Greek minister: NGOs, official Turkey now illegally trafficking Somalis onto Greek isles

Greece's relevant migration and asylum minister on Tuesday again pointed to neighboring Turkey and a smattering of NGOs for a spike in the number of Somali nationals being ferried over to a handful of Greek isles from the opposite Turkish coast.  

Greece's relevant migration and asylum minister on Tuesday again pointed to neighboring Turkey and a smattering of NGOs for a spike in the number of Somali nationals being ferried over to a handful of Greek isles from the opposite Turkish coast.  

Minister Notis Mitarachis charged that specific NGOs are, in fact, paying for Somali nationals' air travel and visa, in order to bring them by plane to Istanbul, before overland transport from the Bosporus metropolis to the "mustering points" on the western Anatolia coast. The last part of the journey is carried out by migrant smugglers, who illegally ferry the would-immigrants to Greek isles.

Visas for entry into Turkey, the Greek minister said, are related to healthcare or study, but are merely a ruse used by criminal gangs.

"These transports must be stopped with every legal means. We do not want our country to become the (illegal) entry point of Europe," he said.

Greece has recently come under criticism by certain quarters in Europe for alleged "pushbacks" of migrants boats carrying third country nationals towards Greek isles, and after the latter are "pushed forward" by migrant smugglers -- and, account to counter-criticism, by shady NGOs and the official Turkey state itself.

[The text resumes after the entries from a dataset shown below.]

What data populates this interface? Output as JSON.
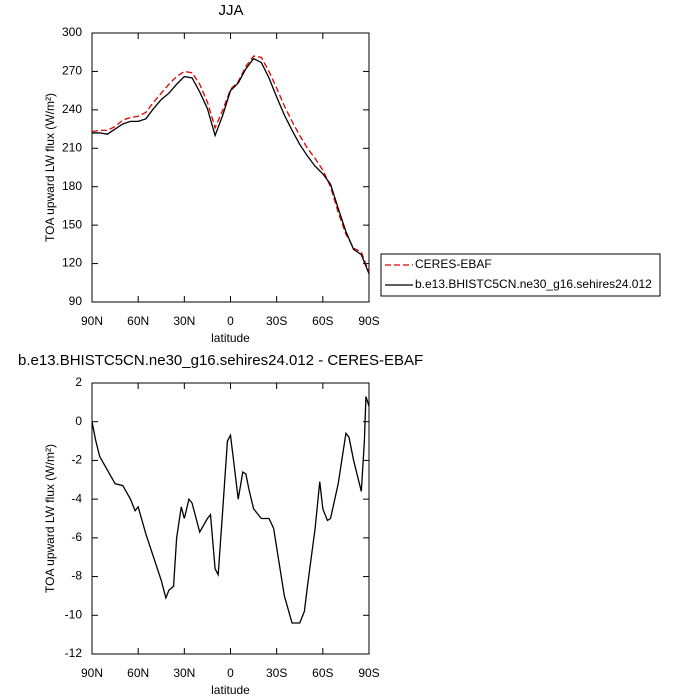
{
  "chart_data": [
    {
      "type": "line",
      "title": "JJA",
      "x_label": "latitude",
      "y_label": "TOA upward LW flux (W/m²)",
      "x": [
        90,
        85,
        80,
        75,
        70,
        65,
        60,
        55,
        50,
        45,
        40,
        35,
        30,
        25,
        20,
        15,
        10,
        5,
        0,
        -5,
        -10,
        -15,
        -20,
        -25,
        -30,
        -35,
        -40,
        -45,
        -50,
        -55,
        -60,
        -65,
        -70,
        -75,
        -80,
        -85,
        -90
      ],
      "series": [
        {
          "name": "CERES-EBAF",
          "color": "#e00000",
          "linestyle": "dashed",
          "values": [
            223,
            224,
            224,
            227,
            232,
            234,
            235,
            238,
            246,
            253,
            260,
            266,
            270,
            269,
            260,
            246,
            226,
            240,
            256,
            262,
            274,
            282,
            281,
            270,
            257,
            243,
            231,
            220,
            210,
            202,
            193,
            180,
            160,
            143,
            132,
            129,
            113
          ]
        },
        {
          "name": "b.e13.BHISTC5CN.ne30_g16.sehires24.012",
          "color": "#000000",
          "linestyle": "solid",
          "values": [
            222,
            222,
            221,
            225,
            229,
            231,
            231,
            233,
            241,
            248,
            253,
            260,
            266,
            265,
            254,
            241,
            220,
            236,
            255,
            261,
            272,
            280,
            277,
            265,
            250,
            236,
            224,
            213,
            204,
            196,
            190,
            182,
            163,
            145,
            131,
            127,
            112
          ]
        }
      ],
      "xlim": [
        90,
        -90
      ],
      "xticks": [
        {
          "value": 90,
          "label": "90N"
        },
        {
          "value": 60,
          "label": "60N"
        },
        {
          "value": 30,
          "label": "30N"
        },
        0,
        {
          "value": -30,
          "label": "30S"
        },
        {
          "value": -60,
          "label": "60S"
        },
        {
          "value": -90,
          "label": "90S"
        }
      ],
      "ylim": [
        90,
        300
      ],
      "yticks": [
        90,
        120,
        150,
        180,
        210,
        240,
        270,
        300
      ],
      "legend": "right"
    },
    {
      "type": "line",
      "title": "b.e13.BHISTC5CN.ne30_g16.sehires24.012 - CERES-EBAF",
      "x_label": "latitude",
      "y_label": "TOA upward LW flux (W/m²)",
      "x": [
        90,
        87.5,
        85,
        80,
        75,
        70,
        65,
        62,
        60,
        55,
        50,
        45,
        42,
        40,
        37,
        35,
        32,
        30,
        27,
        25,
        20,
        15,
        13,
        10,
        8,
        5,
        2,
        0,
        -2,
        -5,
        -8,
        -10,
        -12,
        -15,
        -20,
        -25,
        -28,
        -30,
        -35,
        -40,
        -45,
        -48,
        -50,
        -55,
        -58,
        -60,
        -63,
        -65,
        -70,
        -75,
        -77,
        -80,
        -85,
        -87,
        -88,
        -90
      ],
      "values": [
        0,
        -1,
        -1.8,
        -2.5,
        -3.2,
        -3.3,
        -4,
        -4.6,
        -4.4,
        -5.8,
        -7,
        -8.2,
        -9.1,
        -8.7,
        -8.5,
        -6,
        -4.4,
        -5,
        -4,
        -4.2,
        -5.7,
        -5,
        -4.8,
        -7.6,
        -7.9,
        -4.5,
        -1,
        -0.7,
        -2,
        -4,
        -2.6,
        -2.7,
        -3.5,
        -4.5,
        -5,
        -5,
        -5.5,
        -6.5,
        -9,
        -10.4,
        -10.4,
        -9.8,
        -8.5,
        -5.5,
        -3.1,
        -4.5,
        -5.1,
        -5,
        -3.2,
        -0.6,
        -0.8,
        -2,
        -3.6,
        -1,
        1.3,
        0.8
      ],
      "color": "#000000",
      "xlim": [
        90,
        -90
      ],
      "xticks": [
        {
          "value": 90,
          "label": "90N"
        },
        {
          "value": 60,
          "label": "60N"
        },
        {
          "value": 30,
          "label": "30N"
        },
        0,
        {
          "value": -30,
          "label": "30S"
        },
        {
          "value": -60,
          "label": "60S"
        },
        {
          "value": -90,
          "label": "90S"
        }
      ],
      "ylim": [
        -12,
        2
      ],
      "yticks": [
        -12,
        -10,
        -8,
        -6,
        -4,
        -2,
        0,
        2
      ]
    }
  ]
}
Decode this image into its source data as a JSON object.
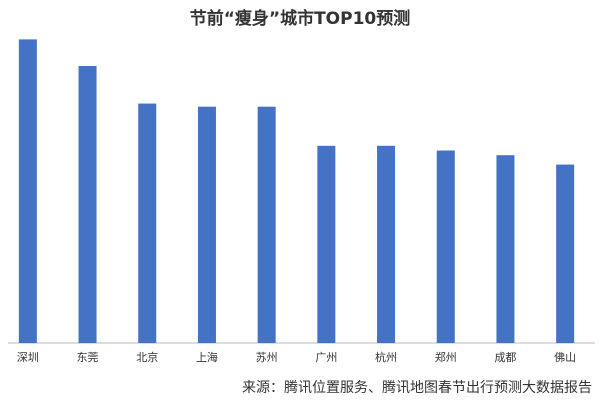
{
  "chart_data": {
    "type": "bar",
    "title": "节前“瘦身”城市TOP10预测",
    "categories": [
      "深圳",
      "东莞",
      "北京",
      "上海",
      "苏州",
      "广州",
      "杭州",
      "郑州",
      "成都",
      "佛山"
    ],
    "values": [
      97,
      88.5,
      76.5,
      75.5,
      75.5,
      63,
      63,
      61.5,
      60,
      57
    ],
    "color": "#4472c4",
    "ylim": [
      0,
      100
    ],
    "source": "来源：腾讯位置服务、腾讯地图春节出行预测大数据报告"
  }
}
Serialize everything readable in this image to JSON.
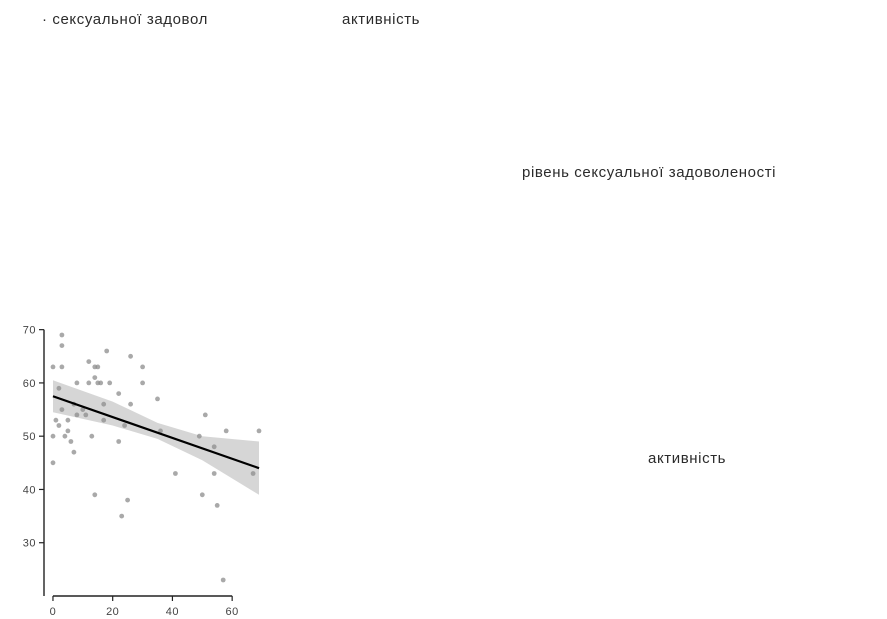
{
  "labels": {
    "top_left": "· сексуальної задовол",
    "top_middle": "активність",
    "right_upper": "рівень сексуальної задоволеності",
    "right_lower": "активність"
  },
  "chart_data": {
    "type": "scatter",
    "title": "",
    "xlabel": "",
    "ylabel": "",
    "xlim": [
      -3,
      72
    ],
    "ylim": [
      20,
      72
    ],
    "x_ticks": [
      0,
      20,
      40,
      60
    ],
    "y_ticks": [
      30,
      40,
      50,
      60,
      70
    ],
    "grid": false,
    "points_color": "#8c8c8c",
    "trend_color": "#000000",
    "band_color": "#c8c8c8",
    "series": [
      {
        "points": [
          [
            0,
            63
          ],
          [
            0,
            50
          ],
          [
            0,
            45
          ],
          [
            1,
            53
          ],
          [
            2,
            59
          ],
          [
            2,
            52
          ],
          [
            3,
            69
          ],
          [
            3,
            67
          ],
          [
            3,
            63
          ],
          [
            3,
            55
          ],
          [
            4,
            50
          ],
          [
            5,
            53
          ],
          [
            5,
            51
          ],
          [
            6,
            49
          ],
          [
            7,
            56
          ],
          [
            7,
            47
          ],
          [
            8,
            60
          ],
          [
            8,
            54
          ],
          [
            10,
            55
          ],
          [
            11,
            54
          ],
          [
            12,
            64
          ],
          [
            12,
            60
          ],
          [
            13,
            50
          ],
          [
            14,
            63
          ],
          [
            14,
            61
          ],
          [
            14,
            39
          ],
          [
            15,
            60
          ],
          [
            15,
            63
          ],
          [
            16,
            60
          ],
          [
            17,
            56
          ],
          [
            17,
            53
          ],
          [
            18,
            66
          ],
          [
            19,
            60
          ],
          [
            22,
            58
          ],
          [
            22,
            49
          ],
          [
            23,
            35
          ],
          [
            24,
            52
          ],
          [
            25,
            38
          ],
          [
            26,
            65
          ],
          [
            26,
            56
          ],
          [
            30,
            63
          ],
          [
            30,
            60
          ],
          [
            35,
            57
          ],
          [
            36,
            51
          ],
          [
            41,
            43
          ],
          [
            49,
            50
          ],
          [
            50,
            39
          ],
          [
            51,
            54
          ],
          [
            54,
            48
          ],
          [
            54,
            43
          ],
          [
            55,
            37
          ],
          [
            57,
            23
          ],
          [
            58,
            51
          ],
          [
            67,
            43
          ],
          [
            69,
            51
          ]
        ]
      }
    ],
    "trend_line": {
      "x": [
        0,
        69
      ],
      "y": [
        57.5,
        44
      ]
    },
    "confidence_band": {
      "x": [
        0,
        20,
        35,
        50,
        69
      ],
      "upper": [
        60.5,
        56.5,
        52.5,
        50.0,
        49.0
      ],
      "lower": [
        54.5,
        52.0,
        49.5,
        45.5,
        39.0
      ]
    }
  }
}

The allegation of illegal "pushbacks" is also a standing leitmotif of "no border" activists, NGOs and left-leaning media.

In comments to foreign correspondents, Mitarachis pointed to continued Turkish provocations in the eastern Aegean, with the latest expression being the heightened trafficking of Somali nationals. He added that Athens has asked the European Commission and the UN's High Commissioner for Refugees to intervene with Ankara so that the systemic trafficking of people stops, as this illegal practice also costs lives.

“Currently there are between 2,000 to 3,000 migrants on the Turkish west coast,” he said, while adding that out of the 214 illegal migrants that reached Lesvos recently, 142 were from Somalia.

The increasingly autocratic and now unabashedly Islamist administration has cultivated very close relations with the shaky Somali government mostly centered in Mogadishu, including military assistance and even the dispatch of "advisers" to the strife-plagued Horn of Africa country.

These bilateral ties, in fact, include direct flights from Somalia to Istanbul, whereby numerous would-be migrants and professed asylum-seekers arrive on Europe's external borders by plane.